Mi chiamo Jean, ho 72 anni e vivo da solo in una vecchia casa ai margini di un piccolo borgo, un tempo brulicante di vita. In quel cortile, mio figlio correva a piedi nudi sullerba, mi chiamava per costruire capanne con vecchie coperte, arrostivamo patate sulle brace e sognavamo il futuro. Pensavo allora che quella felicità durasse per sempre, che io fossi indispensabile. Il tempo, però, è inesorabile e oggi la casa è silenziosa: la polvere copre la bollitrice, un fruscio si sente in un angolo, e di tanto in tanto si sente abbaiare il cane del vicino attraverso la finestra.
Mio figlio si chiama Antoine. Sua madre, la mia defunta moglie Marie, è morta quasi dieci anni fa. Da allora è rimasto lunico legame che ho con un passato ancora caldo e significativo.
Labbiamo cresciuto con affetto e rigore. Ho lavorato tanto, le mie mani non hanno mai conosciuto il riposo. Marie era il cuore della casa, io ne ero le mani. Non ero sempre presente, ma quando serviva lo ero. Sotto il giogo del lavoro, ma padre al focolare. Gli ho insegnato a pedalare, ho restaurato la sua prima 2CV, con cui è partito per studiare a Tolosa. Ne ero fiero, sempre.
Quando Antoine si è sposato, la gioia mi ha travolto.

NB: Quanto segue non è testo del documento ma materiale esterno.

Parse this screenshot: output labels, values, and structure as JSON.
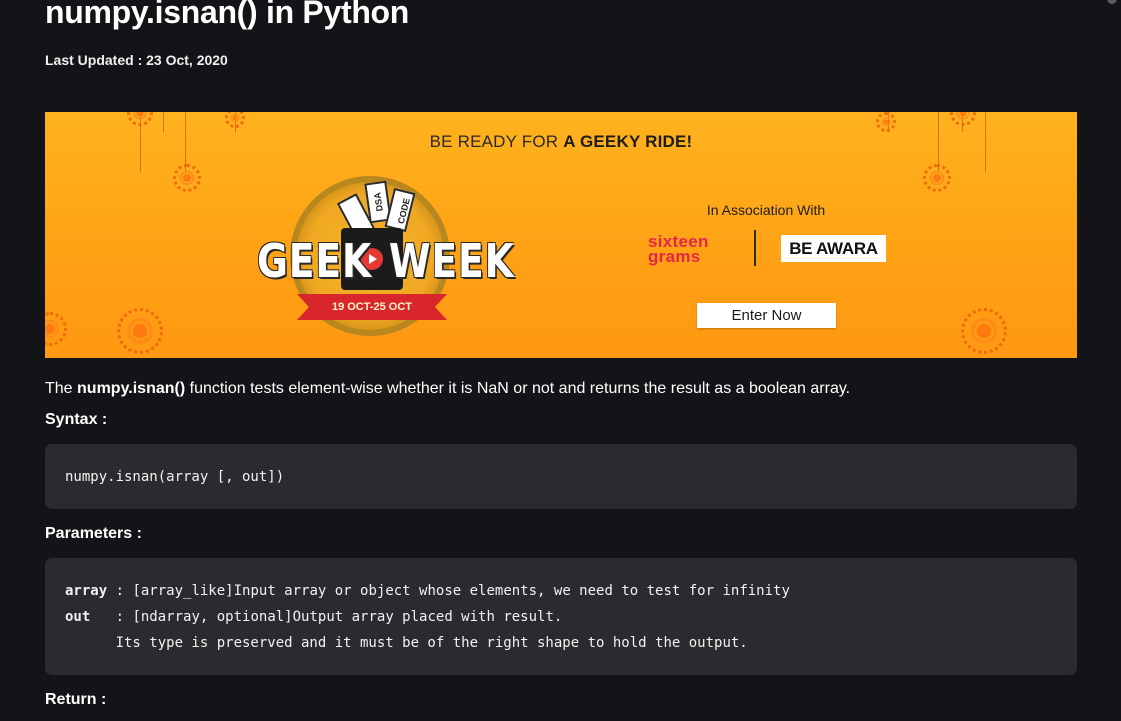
{
  "article": {
    "title": "numpy.isnan() in Python",
    "last_updated": "Last Updated : 23 Oct, 2020"
  },
  "banner": {
    "headline_prefix": "BE READY FOR ",
    "headline_bold": "A GEEKY RIDE!",
    "event_word_1": "GEEK",
    "event_word_2": "WEEK",
    "ticket_1": "DSA",
    "ticket_2": "CODE",
    "dates": "19 OCT-25 OCT",
    "association_text": "In Association With",
    "sponsor_1_line_1": "sixteen",
    "sponsor_1_line_2": "grams",
    "sponsor_2": "BE AWARA",
    "cta": "Enter Now",
    "colors": {
      "background": "#ffa114",
      "ribbon": "#d8262a",
      "sponsor_1": "#e5264b"
    }
  },
  "content": {
    "intro_prefix": "The ",
    "intro_function": "numpy.isnan()",
    "intro_suffix": " function tests element-wise whether it is NaN or not and returns the result as a boolean array.",
    "syntax_heading": "Syntax :",
    "syntax_code": "numpy.isnan(array [, out])",
    "parameters_heading": "Parameters :",
    "parameters": [
      {
        "name": "array",
        "separator": " : ",
        "description": "[array_like]Input array or object whose elements, we need to test for infinity"
      },
      {
        "name": "out  ",
        "separator": " : ",
        "description": "[ndarray, optional]Output array placed with result."
      }
    ],
    "parameters_continuation": "      Its type is preserved and it must be of the right shape to hold the output.",
    "return_heading": "Return :"
  }
}
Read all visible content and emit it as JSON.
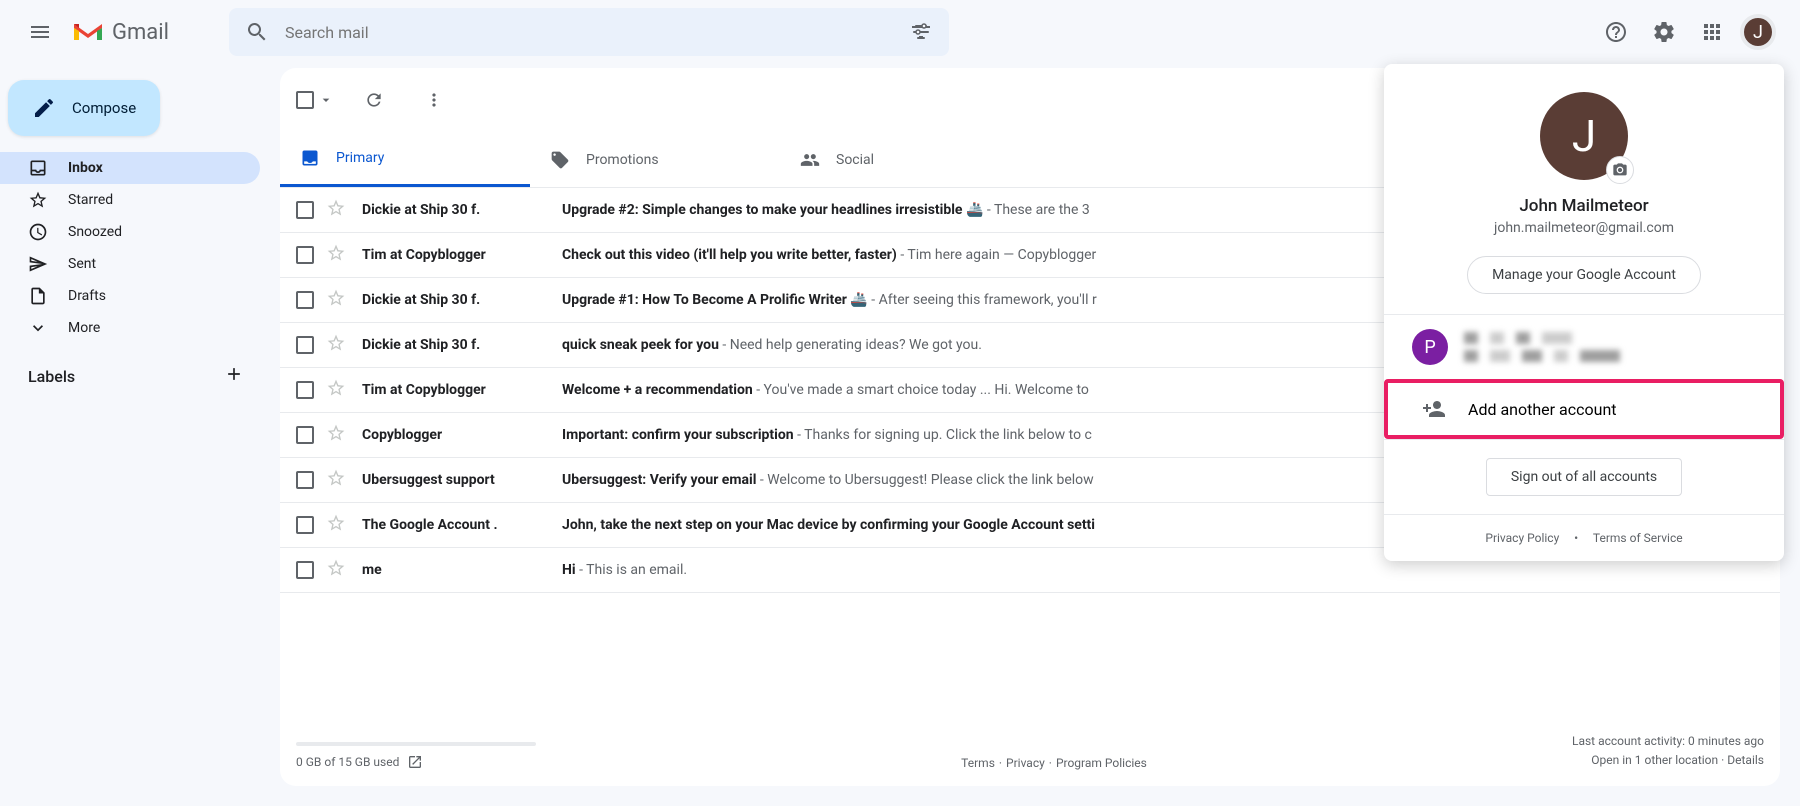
{
  "header": {
    "brand": "Gmail",
    "search_placeholder": "Search mail",
    "avatar_letter": "J"
  },
  "sidebar": {
    "compose_label": "Compose",
    "items": [
      {
        "label": "Inbox"
      },
      {
        "label": "Starred"
      },
      {
        "label": "Snoozed"
      },
      {
        "label": "Sent"
      },
      {
        "label": "Drafts"
      },
      {
        "label": "More"
      }
    ],
    "labels_title": "Labels"
  },
  "tabs": [
    {
      "label": "Primary"
    },
    {
      "label": "Promotions"
    },
    {
      "label": "Social"
    }
  ],
  "emails": [
    {
      "sender": "Dickie at Ship 30 f.",
      "subject": "Upgrade #2: Simple changes to make your headlines irresistible 🚢",
      "preview": " - These are the 3"
    },
    {
      "sender": "Tim at Copyblogger",
      "subject": "Check out this video (it'll help you write better, faster)",
      "preview": " - Tim here again — Copyblogger"
    },
    {
      "sender": "Dickie at Ship 30 f.",
      "subject": "Upgrade #1: How To Become A Prolific Writer 🚢",
      "preview": " - After seeing this framework, you'll r"
    },
    {
      "sender": "Dickie at Ship 30 f.",
      "subject": "quick sneak peek for you",
      "preview": " - Need help generating ideas? We got you."
    },
    {
      "sender": "Tim at Copyblogger",
      "subject": "Welcome + a recommendation",
      "preview": " - You've made a smart choice today ... Hi. Welcome to"
    },
    {
      "sender": "Copyblogger",
      "subject": "Important: confirm your subscription",
      "preview": " - Thanks for signing up. Click the link below to c"
    },
    {
      "sender": "Ubersuggest support",
      "subject": "Ubersuggest: Verify your email",
      "preview": " - Welcome to Ubersuggest! Please click the link below"
    },
    {
      "sender": "The Google Account .",
      "subject": "John, take the next step on your Mac device by confirming your Google Account setti",
      "preview": ""
    },
    {
      "sender": "me",
      "subject": "Hi",
      "preview": " - This is an email."
    }
  ],
  "footer": {
    "storage": "0 GB of 15 GB used",
    "terms": "Terms",
    "privacy": "Privacy",
    "policies": "Program Policies",
    "activity": "Last account activity: 0 minutes ago",
    "open_in": "Open in 1 other location",
    "details": "Details"
  },
  "account_popup": {
    "avatar_letter": "J",
    "name": "John Mailmeteor",
    "email": "john.mailmeteor@gmail.com",
    "manage_label": "Manage your Google Account",
    "other_account_letter": "P",
    "add_account_label": "Add another account",
    "signout_label": "Sign out of all accounts",
    "privacy_policy": "Privacy Policy",
    "terms_service": "Terms of Service",
    "dot": "•"
  }
}
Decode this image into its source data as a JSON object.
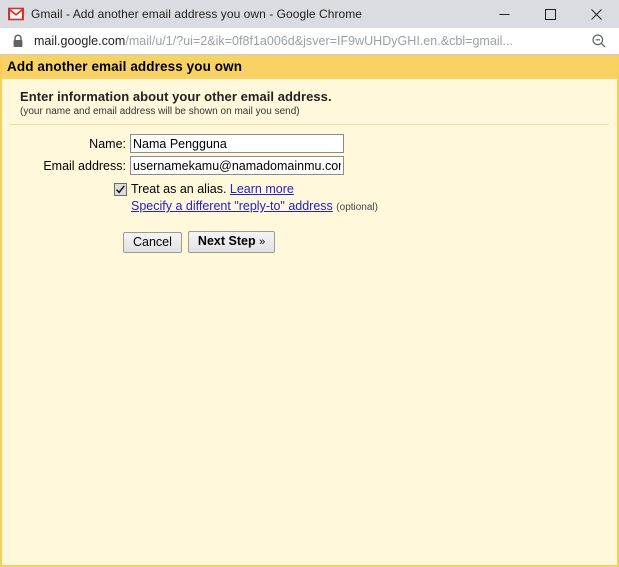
{
  "browser": {
    "window_title": "Gmail - Add another email address you own - Google Chrome",
    "favicon_name": "gmail-icon",
    "controls": {
      "minimize_label": "–",
      "maximize_label": "□",
      "close_label": "✕"
    },
    "omnibox": {
      "lock_icon": "lock-icon",
      "url_host": "mail.google.com",
      "url_path": "/mail/u/1/?ui=2&ik=0f8f1a006d&jsver=IF9wUHDyGHI.en.&cbl=gmail...",
      "url_full": "mail.google.com/mail/u/1/?ui=2&ik=0f8f1a006d&jsver=IF9wUHDyGHI.en.&cbl=gmail...",
      "zoom_icon": "zoom-out-icon"
    }
  },
  "page": {
    "header_title": "Add another email address you own",
    "intro_title": "Enter information about your other email address.",
    "intro_subtitle": "(your name and email address will be shown on mail you send)",
    "form": {
      "name_label": "Name:",
      "name_value": "Nama Pengguna",
      "email_label": "Email address:",
      "email_value": "usernamekamu@namadomainmu.com",
      "alias_checkbox_checked": "true",
      "alias_text": "Treat as an alias.",
      "alias_learn_more": "Learn more",
      "replyto_link": "Specify a different \"reply-to\" address",
      "replyto_optional": "(optional)"
    },
    "buttons": {
      "cancel": "Cancel",
      "next_step": "Next Step",
      "next_step_chevron": "»"
    }
  },
  "colors": {
    "header_band": "#f8d363",
    "page_background": "#fff8db",
    "page_border": "#f7d05c",
    "divider": "#f6dc9c",
    "link": "#2222cc",
    "titlebar": "#d9dde1"
  }
}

La sua sposa, Élodie, mi è parsa riservata e discreta. Si sono trasferiti dallaltro lato della città. Ho pensato: bene, vivranno la loro vita, costruiranno qualcosa e io li sosterrò. Immaginavo che mi visitassero, che potessi accudire i nipoti e raccontare loro delle storie la sera. Ma le cose non sono andate così.
Allinizio ho ricevuto solo brevi telefonate, poi soltanto messaggi per le festività. Sono andato più volte a casa loro con una torta, dei dolci. Una volta mi hanno aperto la porta ma mi hanno detto che Élodie aveva unemicrania. Unaltra volta il bambino stava dormendo. E la terza volta non hanno nemmeno aperto. Dopo quellepisodio ho smesso di andare.
Non ho fatto scenate né mi sono lamentato. Mi sono sedeuto ad aspettare, pensando che avrebbero avuto problemi, lavori, figli, e che alla fine tutto si sarebbe sistemato. Il tempo è passato e ho capito che non avevo più posto nella loro vita. Nemmeno per lanniversario della morte di Marie non sono venuti; solo una breve telefonata, e basta.
Di recente, per caso, ho incrociato Antoine per strada. Teneva per mano suo figlio e portava delle borse. Lho chiamato, il cuore mi è balzato di gioia. Si è girato, mi ha guardato come un estraneo. Papà, tutto bene? ha chiesto. Ho annuito. Lui ha fatto lo stesso e ha detto di dover andare. Ed è partito. Questa è stata la nostra breve incontrata.
Sono tornato a piedi a casa, camminando mi sono chiesto dove avessi sbagliato, perché mio figlio fosse diventato uno sconosciuto per me. Forse sono stato troppo severo? O, al contrario, troppo indulgente? O forse mi sono semplicemente trasformato in un peso, con i miei ricordi, la mia vecchiaia, il mio silenzio
Ora sono la mia stessa famiglia, il mio unico sostegno. Preparo il tè, rileggo le lettere di Marie, a volte mi siedo su una panchina a osservare i bambini degli altri giocare. La vicina, Léa, a volte mi saluta con un cenno; io le rispondo con un cenno del capo. Così vivo.
Amo ancora mio figlio, più di ogni altra cosa. Ma non aspetto più nulla. Probabilmente è il destino dei genitori: lasciar andare. Nessuno ci prepara al giorno in cui diventiamo superflui per chi ha dato il senso della nostra esistenza.
Forse questa è la vera maturità: non più quella di un bambino, ma quella di un genitore.